During each snapshot, the arrival of data packets in the transmitter, user scheduling and the frequency selective and time variant small scale fading channel are modeled in detail. The simulative system level analysis methodology is evaluated assuming a cellular wireless network, different channel models for the transmission of data and users that utilise different data traffic services. It only takes several hours to achieve KPI results with the simulative system level analysis methodology using a standard personal computer instead of more than a day with state-of-the-art dynamic system level simulations. The accuracy of the KPI results using the simulative system level analysis methodology is comparable to the accuracy achieved with state-of-the-art dynamic system level simulations. The simulative system level analysis methodology is suitable for accurate performance evaluation of a specific network configuration.
Secondly, an analytical system level evaluation methodology is defined in this project that contains an analytical calculation of KPIs for packet-switched wireless networks so that results for KPIs are achieved even faster than with the proposed simulative system level analysis methodology. Based on the developed framework for evaluation of KPIs in packet-switched wireless networks, properties in OFDMA based packet-switched wireless networks are described analytically. Derivations for pdfs of, e.g., the number of active users, the change in signal to interference ratio (SIR) and the number of allocated resources due to user scheduling are derived in this project so that KPIs are calculated analytically. Evaluations of the analytical system level evaluation methodology assuming a cellular wireless network indicate that KPI results are obtained within seconds at the expense of an error in KPI results below 15 % compared to system level simulations. Therefore, the analytical system level evaluation methodology is able to enhance planning tools for OFDMA based packet-switched wireless networks by providing fast estimates for KPIs.

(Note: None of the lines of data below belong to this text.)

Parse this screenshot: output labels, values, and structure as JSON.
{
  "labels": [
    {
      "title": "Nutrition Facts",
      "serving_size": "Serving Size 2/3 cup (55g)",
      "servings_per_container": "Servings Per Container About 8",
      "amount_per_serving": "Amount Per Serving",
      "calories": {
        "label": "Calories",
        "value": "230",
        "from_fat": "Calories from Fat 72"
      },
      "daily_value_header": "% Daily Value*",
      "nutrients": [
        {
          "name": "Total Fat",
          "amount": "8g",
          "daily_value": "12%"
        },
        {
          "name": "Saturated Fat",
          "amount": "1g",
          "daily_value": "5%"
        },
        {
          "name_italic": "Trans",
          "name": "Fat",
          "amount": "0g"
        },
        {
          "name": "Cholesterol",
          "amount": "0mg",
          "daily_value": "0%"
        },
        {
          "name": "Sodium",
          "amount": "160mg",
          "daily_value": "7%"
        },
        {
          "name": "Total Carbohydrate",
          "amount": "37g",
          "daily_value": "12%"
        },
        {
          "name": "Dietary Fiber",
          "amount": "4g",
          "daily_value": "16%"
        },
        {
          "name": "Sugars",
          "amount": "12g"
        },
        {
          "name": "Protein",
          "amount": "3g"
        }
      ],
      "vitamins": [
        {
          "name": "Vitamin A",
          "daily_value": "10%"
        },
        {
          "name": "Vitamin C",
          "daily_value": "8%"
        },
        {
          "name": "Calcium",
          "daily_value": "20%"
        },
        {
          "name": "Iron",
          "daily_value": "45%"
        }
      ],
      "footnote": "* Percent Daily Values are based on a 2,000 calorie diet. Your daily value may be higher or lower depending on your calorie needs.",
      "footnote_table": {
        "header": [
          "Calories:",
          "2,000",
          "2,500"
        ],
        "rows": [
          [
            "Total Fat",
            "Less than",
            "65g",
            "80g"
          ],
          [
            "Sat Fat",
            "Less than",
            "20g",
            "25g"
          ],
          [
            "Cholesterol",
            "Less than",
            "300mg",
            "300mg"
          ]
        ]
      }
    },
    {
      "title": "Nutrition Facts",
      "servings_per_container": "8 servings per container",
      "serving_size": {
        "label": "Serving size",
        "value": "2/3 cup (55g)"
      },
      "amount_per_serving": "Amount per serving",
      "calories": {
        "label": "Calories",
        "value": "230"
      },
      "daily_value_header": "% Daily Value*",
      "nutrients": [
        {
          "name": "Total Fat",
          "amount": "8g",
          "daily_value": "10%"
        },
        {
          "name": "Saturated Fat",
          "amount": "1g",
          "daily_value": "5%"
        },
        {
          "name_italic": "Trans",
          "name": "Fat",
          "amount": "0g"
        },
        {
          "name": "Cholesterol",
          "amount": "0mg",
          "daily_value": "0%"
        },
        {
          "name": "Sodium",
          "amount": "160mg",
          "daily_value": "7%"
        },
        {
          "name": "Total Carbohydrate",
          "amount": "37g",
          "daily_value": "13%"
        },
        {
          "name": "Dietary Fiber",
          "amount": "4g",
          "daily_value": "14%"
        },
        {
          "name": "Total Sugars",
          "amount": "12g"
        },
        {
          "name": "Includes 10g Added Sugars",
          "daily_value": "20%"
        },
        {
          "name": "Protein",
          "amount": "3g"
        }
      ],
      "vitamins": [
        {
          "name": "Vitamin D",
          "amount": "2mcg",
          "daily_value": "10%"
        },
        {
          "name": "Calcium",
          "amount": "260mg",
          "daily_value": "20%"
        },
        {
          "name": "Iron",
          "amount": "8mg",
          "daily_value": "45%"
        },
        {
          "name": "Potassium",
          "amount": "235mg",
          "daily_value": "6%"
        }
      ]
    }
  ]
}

Nevertheless, system level simulations shall be used to obtain precise KPIs for the final network layout.
The impact of data traffic and user scheduling on KPIs is evaluated using the developed methodologies. Among others, it is shown that the average user throughput is almost proportional to the inverse of the average number of active users or that for a constant ratio between the average number of active users and the server data rate similar average cell throughput results are achieved. Furthermore, thresholds are derived indicating the performance that can be achieved for three different user scheduling strategies. Finally, KPI results are presented for a public reference scenario representing real world scenarios for European cities indicating that the developed simulative system level analysis methodology and the developed analytical system level evaluation methodology are both able to give KPIs for real world scenarios and can be applied in the planning process of OFDMA based packet-switched wireless networks.